Under the Australian Prudential Regulation Authority (APRA) regulations, the amount of capital a bank has to set aside (which it can’t use to make money) is tied to the risk of its loans. Loans with a Loan-to-Value Ratio (LVR) of 80 per cent or less are considered ‘safe’ and require less capital. If house prices fall by, say, 10 per cent, a borrower who originally had an 80 per cent LVR suddenly has an 88.88 per cent LVR, and when a loan moves into a higher LVR bracket, the ‘risk weight’ increases.
In other words, the bank is forced by law to set aside more of its own capital to back that loan. This reduces the bank’s Return on Equity (ROE) and its ability to pay out dividends to shareholders.
Meanwhile, rising prices allow homeowners to refinance and top up their loans to renovate or buy investment properties. This creates new debt, which is the primary product banks sell. If house prices rise, the average loan size increases. Since banks charge interest as a percentage, a $1m loan at 6 per cent generates much more profit than a $500k loan at 6 per cent, and the work to manage the loan is exactly the same.
So, banks do not want to see widespread declines in house prices.

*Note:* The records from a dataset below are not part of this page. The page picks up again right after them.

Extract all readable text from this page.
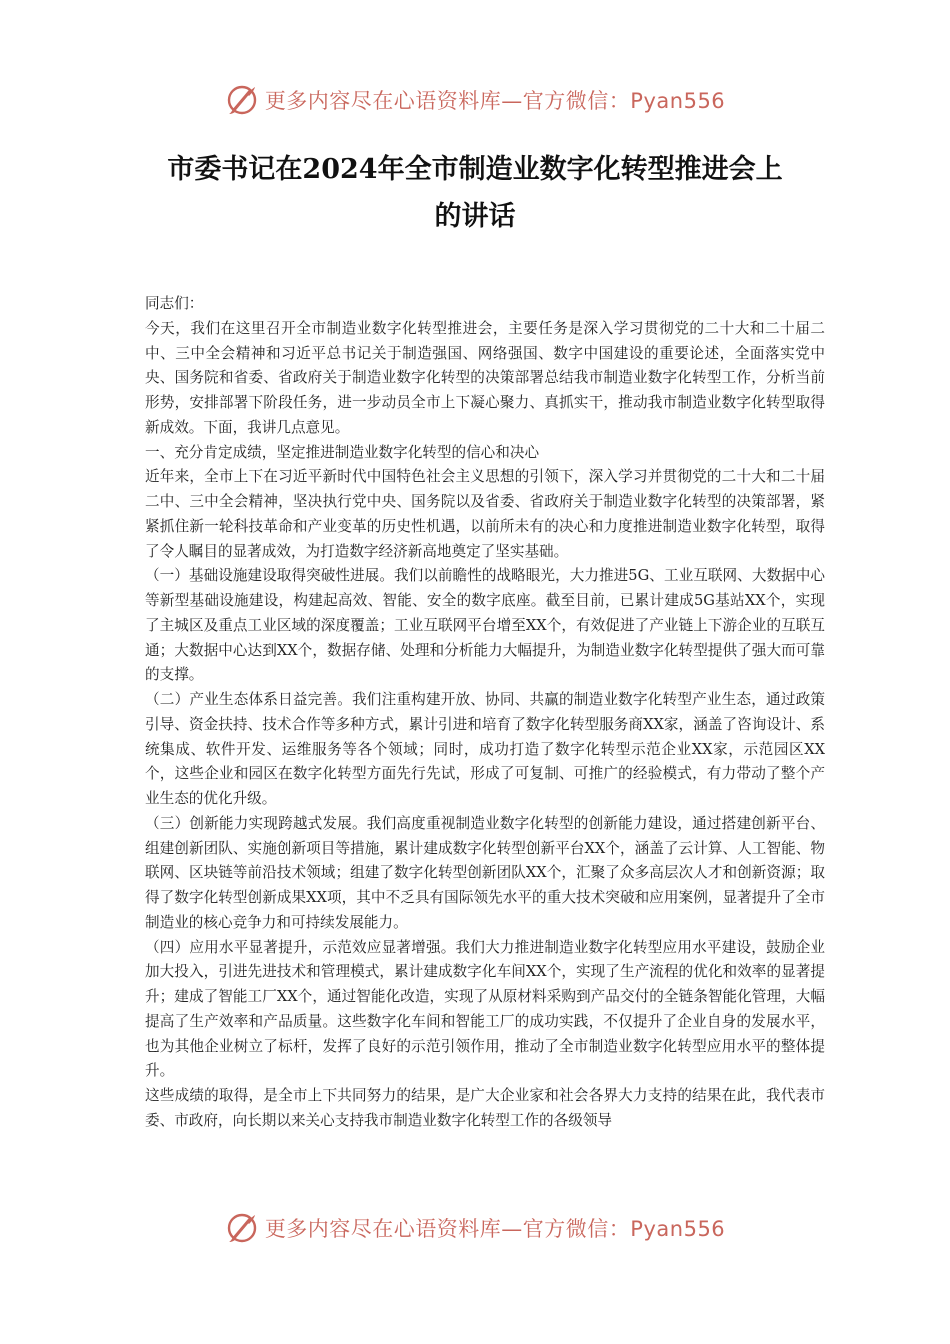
更多内容尽在心语资料库—官方微信：Pyan556
市委书记在2024年全市制造业数字化转型推进会上
的讲话

同志们：

今天，我们在这里召开全市制造业数字化转型推进会，主要任务是深入学习贯彻党的二十大和二十届二中、三中全会精神和习近平总书记关于制造强国、网络强国、数字中国建设的重要论述，全面落实党中央、国务院和省委、省政府关于制造业数字化转型的决策部署总结我市制造业数字化转型工作，分析当前形势，安排部署下阶段任务，进一步动员全市上下凝心聚力、真抓实干，推动我市制造业数字化转型取得新成效。下面，我讲几点意见。

一、充分肯定成绩，坚定推进制造业数字化转型的信心和决心

近年来，全市上下在习近平新时代中国特色社会主义思想的引领下，深入学习并贯彻党的二十大和二十届二中、三中全会精神，坚决执行党中央、国务院以及省委、省政府关于制造业数字化转型的决策部署，紧紧抓住新一轮科技革命和产业变革的历史性机遇，以前所未有的决心和力度推进制造业数字化转型，取得了令人瞩目的显著成效，为打造数字经济新高地奠定了坚实基础。

（一）基础设施建设取得突破性进展。我们以前瞻性的战略眼光，大力推进5G、工业互联网、大数据中心等新型基础设施建设，构建起高效、智能、安全的数字底座。截至目前，已累计建成5G基站XX个，实现了主城区及重点工业区域的深度覆盖；工业互联网平台增至XX个，有效促进了产业链上下游企业的互联互通；大数据中心达到XX个，数据存储、处理和分析能力大幅提升，为制造业数字化转型提供了强大而可靠的支撑。

（二）产业生态体系日益完善。我们注重构建开放、协同、共赢的制造业数字化转型产业生态，通过政策引导、资金扶持、技术合作等多种方式，累计引进和培育了数字化转型服务商XX家，涵盖了咨询设计、系统集成、软件开发、运维服务等各个领域；同时，成功打造了数字化转型示范企业XX家，示范园区XX个，这些企业和园区在数字化转型方面先行先试，形成了可复制、可推广的经验模式，有力带动了整个产业生态的优化升级。

（三）创新能力实现跨越式发展。我们高度重视制造业数字化转型的创新能力建设，通过搭建创新平台、组建创新团队、实施创新项目等措施，累计建成数字化转型创新平台XX个，涵盖了云计算、人工智能、物联网、区块链等前沿技术领域；组建了数字化转型创新团队XX个，汇聚了众多高层次人才和创新资源；取得了数字化转型创新成果XX项，其中不乏具有国际领先水平的重大技术突破和应用案例，显著提升了全市制造业的核心竞争力和可持续发展能力。

（四）应用水平显著提升，示范效应显著增强。我们大力推进制造业数字化转型应用水平建设，鼓励企业加大投入，引进先进技术和管理模式，累计建成数字化车间XX个，实现了生产流程的优化和效率的显著提升；建成了智能工厂XX个，通过智能化改造，实现了从原材料采购到产品交付的全链条智能化管理，大幅提高了生产效率和产品质量。这些数字化车间和智能工厂的成功实践，不仅提升了企业自身的发展水平，也为其他企业树立了标杆，发挥了良好的示范引领作用，推动了全市制造业数字化转型应用水平的整体提升。

这些成绩的取得，是全市上下共同努力的结果，是广大企业家和社会各界大力支持的结果在此，我代表市委、市政府，向长期以来关心支持我市制造业数字化转型工作的各级领导

更多内容尽在心语资料库—官方微信：Pyan556
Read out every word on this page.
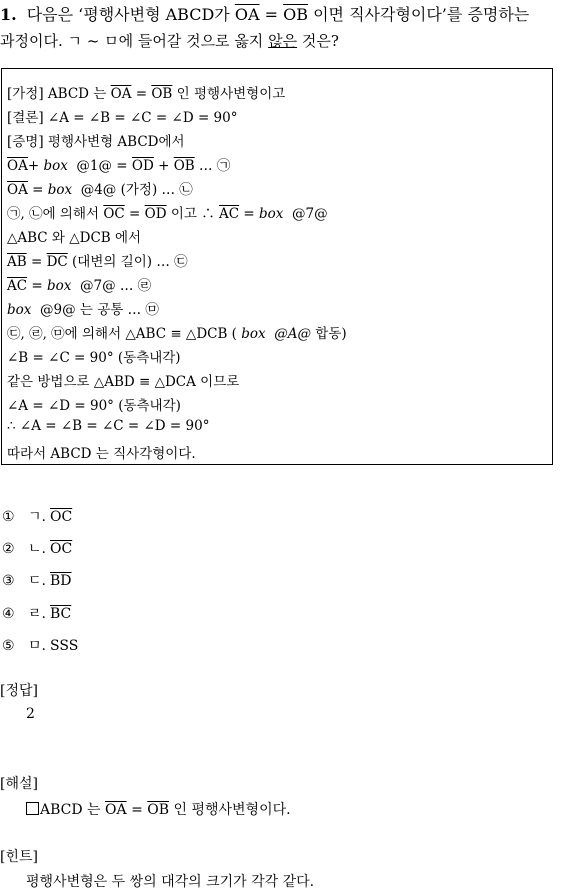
1. 다음은 ‘평행사변형 ABCD가 $\overline{OA} = \overline{OB}$ 이면 직사각형이다’를 증명하는
과정이다. ㄱ ~ ㅁ에 들어갈 것으로 옳지 않은 것은?
[가정] ABCD 는 $\overline{OA} = \overline{OB}$ 인 평행사변형이고
[결론] ∠A = ∠B = ∠C = ∠D = 90°
[증명] 평행사변형 ABCD에서
$\overline{OA}+$ box @1@ = $\overline{OD} + \overline{OB}$ … ㉠
$\overline{OA}$ = box @4@ (가정) … ㉡
㉠, ㉡에 의해서 $\overline{OC} = \overline{OD}$ 이고 ∴ $\overline{AC}$ = box @7@
△ABC 와 △DCB 에서
$\overline{AB} = \overline{DC}$ (대변의 길이) … ㉢
$\overline{AC}$ = box @7@ … ㉣
box @9@ 는 공통 … ㉤
㉢, ㉣, ㉤에 의해서 △ABC ≡ △DCB ( box @A@ 합동)
∠B = ∠C = 90° (동측내각)
같은 방법으로 △ABD ≡ △DCA 이므로
∠A = ∠D = 90° (동측내각)
∴ ∠A = ∠B = ∠C = ∠D = 90°
따라서 ABCD 는 직사각형이다.
① ㄱ. $\overline{OC}$
② ㄴ. $\overline{OC}$
③ ㄷ. $\overline{BD}$
④ ㄹ. $\overline{BC}$
⑤ ㅁ. SSS
[정답]
2
[해설]
ABCD 는 $\overline{OA} = \overline{OB}$ 인 평행사변형이다.
[힌트]
평행사변형은 두 쌍의 대각의 크기가 각각 같다.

By the way, they’re just some of the reasons why, during COVID, even though millions of people were out of work, the banks gave everyone a repayment ‘holiday’, and why we didn’t see a wave of Mortgagee in Possession sales. Banks do not want house prices to decline and will also do everything they can to prevent it.

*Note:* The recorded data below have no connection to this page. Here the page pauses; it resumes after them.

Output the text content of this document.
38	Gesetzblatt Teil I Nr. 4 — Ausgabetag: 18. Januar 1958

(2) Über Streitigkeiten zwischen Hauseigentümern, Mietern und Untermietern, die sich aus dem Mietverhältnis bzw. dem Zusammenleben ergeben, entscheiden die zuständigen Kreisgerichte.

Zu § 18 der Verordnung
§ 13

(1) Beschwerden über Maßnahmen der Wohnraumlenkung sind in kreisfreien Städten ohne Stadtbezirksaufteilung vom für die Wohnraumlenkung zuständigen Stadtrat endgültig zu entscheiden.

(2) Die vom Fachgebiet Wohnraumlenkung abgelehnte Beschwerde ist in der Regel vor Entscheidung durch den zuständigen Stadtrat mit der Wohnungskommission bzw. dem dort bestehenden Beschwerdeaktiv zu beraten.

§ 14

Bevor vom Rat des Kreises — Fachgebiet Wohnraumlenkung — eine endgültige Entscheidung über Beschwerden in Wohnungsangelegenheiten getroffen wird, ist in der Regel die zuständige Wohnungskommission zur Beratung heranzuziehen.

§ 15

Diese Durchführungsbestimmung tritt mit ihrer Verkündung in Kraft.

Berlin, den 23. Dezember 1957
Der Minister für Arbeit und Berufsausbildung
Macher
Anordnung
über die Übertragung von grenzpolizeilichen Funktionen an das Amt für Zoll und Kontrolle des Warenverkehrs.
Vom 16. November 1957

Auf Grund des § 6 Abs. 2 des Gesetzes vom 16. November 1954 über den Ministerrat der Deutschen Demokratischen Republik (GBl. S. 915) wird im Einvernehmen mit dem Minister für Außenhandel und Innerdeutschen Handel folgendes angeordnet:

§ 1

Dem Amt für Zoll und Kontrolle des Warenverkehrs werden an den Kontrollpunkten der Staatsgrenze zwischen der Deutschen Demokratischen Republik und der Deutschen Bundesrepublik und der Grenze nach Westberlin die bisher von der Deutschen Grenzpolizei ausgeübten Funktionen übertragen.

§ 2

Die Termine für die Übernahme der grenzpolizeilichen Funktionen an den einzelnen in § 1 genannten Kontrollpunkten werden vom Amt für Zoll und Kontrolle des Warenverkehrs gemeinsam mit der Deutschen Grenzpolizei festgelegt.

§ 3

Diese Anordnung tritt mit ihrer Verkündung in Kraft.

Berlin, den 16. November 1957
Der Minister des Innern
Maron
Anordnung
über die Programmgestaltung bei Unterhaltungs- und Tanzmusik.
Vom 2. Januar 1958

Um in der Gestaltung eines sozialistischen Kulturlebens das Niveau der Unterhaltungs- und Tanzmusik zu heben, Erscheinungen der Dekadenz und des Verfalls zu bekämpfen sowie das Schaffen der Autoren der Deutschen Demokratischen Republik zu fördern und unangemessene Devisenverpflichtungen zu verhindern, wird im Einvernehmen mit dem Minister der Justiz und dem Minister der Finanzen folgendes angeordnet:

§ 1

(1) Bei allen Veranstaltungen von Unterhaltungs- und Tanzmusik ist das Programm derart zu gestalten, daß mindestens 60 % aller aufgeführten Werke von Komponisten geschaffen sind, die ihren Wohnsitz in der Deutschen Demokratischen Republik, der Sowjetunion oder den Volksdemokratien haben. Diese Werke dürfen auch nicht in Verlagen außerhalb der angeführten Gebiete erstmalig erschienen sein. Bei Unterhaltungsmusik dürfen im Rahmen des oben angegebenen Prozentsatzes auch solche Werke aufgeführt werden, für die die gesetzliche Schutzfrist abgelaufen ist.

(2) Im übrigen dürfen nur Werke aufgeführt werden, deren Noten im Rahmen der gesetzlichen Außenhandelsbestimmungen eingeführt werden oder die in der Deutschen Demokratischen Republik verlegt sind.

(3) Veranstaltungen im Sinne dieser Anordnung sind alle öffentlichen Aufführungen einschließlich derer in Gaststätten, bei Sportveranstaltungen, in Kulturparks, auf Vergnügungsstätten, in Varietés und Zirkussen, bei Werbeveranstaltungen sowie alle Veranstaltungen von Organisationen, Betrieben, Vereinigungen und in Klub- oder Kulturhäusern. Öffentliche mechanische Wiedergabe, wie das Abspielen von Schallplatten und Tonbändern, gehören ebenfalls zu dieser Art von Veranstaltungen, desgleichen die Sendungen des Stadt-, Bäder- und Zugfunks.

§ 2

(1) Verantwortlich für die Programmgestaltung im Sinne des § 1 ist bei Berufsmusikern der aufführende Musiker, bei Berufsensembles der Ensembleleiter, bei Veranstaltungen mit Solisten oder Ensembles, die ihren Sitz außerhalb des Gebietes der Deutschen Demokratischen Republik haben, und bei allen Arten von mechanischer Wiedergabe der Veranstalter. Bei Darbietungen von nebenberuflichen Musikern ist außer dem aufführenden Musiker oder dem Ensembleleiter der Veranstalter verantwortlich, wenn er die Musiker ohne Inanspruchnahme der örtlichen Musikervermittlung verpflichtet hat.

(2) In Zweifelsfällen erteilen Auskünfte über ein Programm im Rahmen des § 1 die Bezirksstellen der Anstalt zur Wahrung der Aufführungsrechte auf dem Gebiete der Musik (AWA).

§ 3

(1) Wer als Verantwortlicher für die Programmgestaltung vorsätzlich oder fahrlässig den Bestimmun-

- The regulators. APRA and the RBA
While neither regulator has a formal mandate to raise house prices – and they often publicly state they don’t target house prices at all – their core responsibilities for Financial Stability and Economic Growth potentially turn them into something of a safety net for the housing market.
Another way to think about APRA is as the Bank Police. Their primary job is to ensure that your bank doesn’t disappear with your savings if the world ends.
Roughly 60-65 per cent of the assets on Australian bank balance sheets are residential mortgages. If house prices drop by 20 per cent, the collateral backing those hundreds of billions of dollars in loans shrinks, and if house prices fall significantly – as Primara suggest – the ‘Loss Given Default’ (how much money the bank loses when a borrower fails) skyrockets.
In that scenario, banks would protect themselves and their shareholders by ceasing to lend to everyone – businesses, personal borrowers, and new buyers. This is called a credit squeeze, and it would cause house prices to fall even further because fewer people would qualify for a loan to buy them.
APRA’s mandate is effectively a license to stop this doom spiral before it starts.
The Reserve Bank of Australia (RBA), on the other hand, has an incentive similar to the government’s – to maintain economic growth. Thanks to the reverse wealth effect from falling house prices, they would cut rates aggressively and provide emergency, low-cost funding to get credit growth going again. Indeed, they would do it long before prices fell anything even approximating Primara’s worst scenarios.
Conclusion.
House prices cannot crash because it would break the banking system, roll the government and smash the economy. Everyone has an incentive to see stable price increases. So, don’t bet on house prices falling.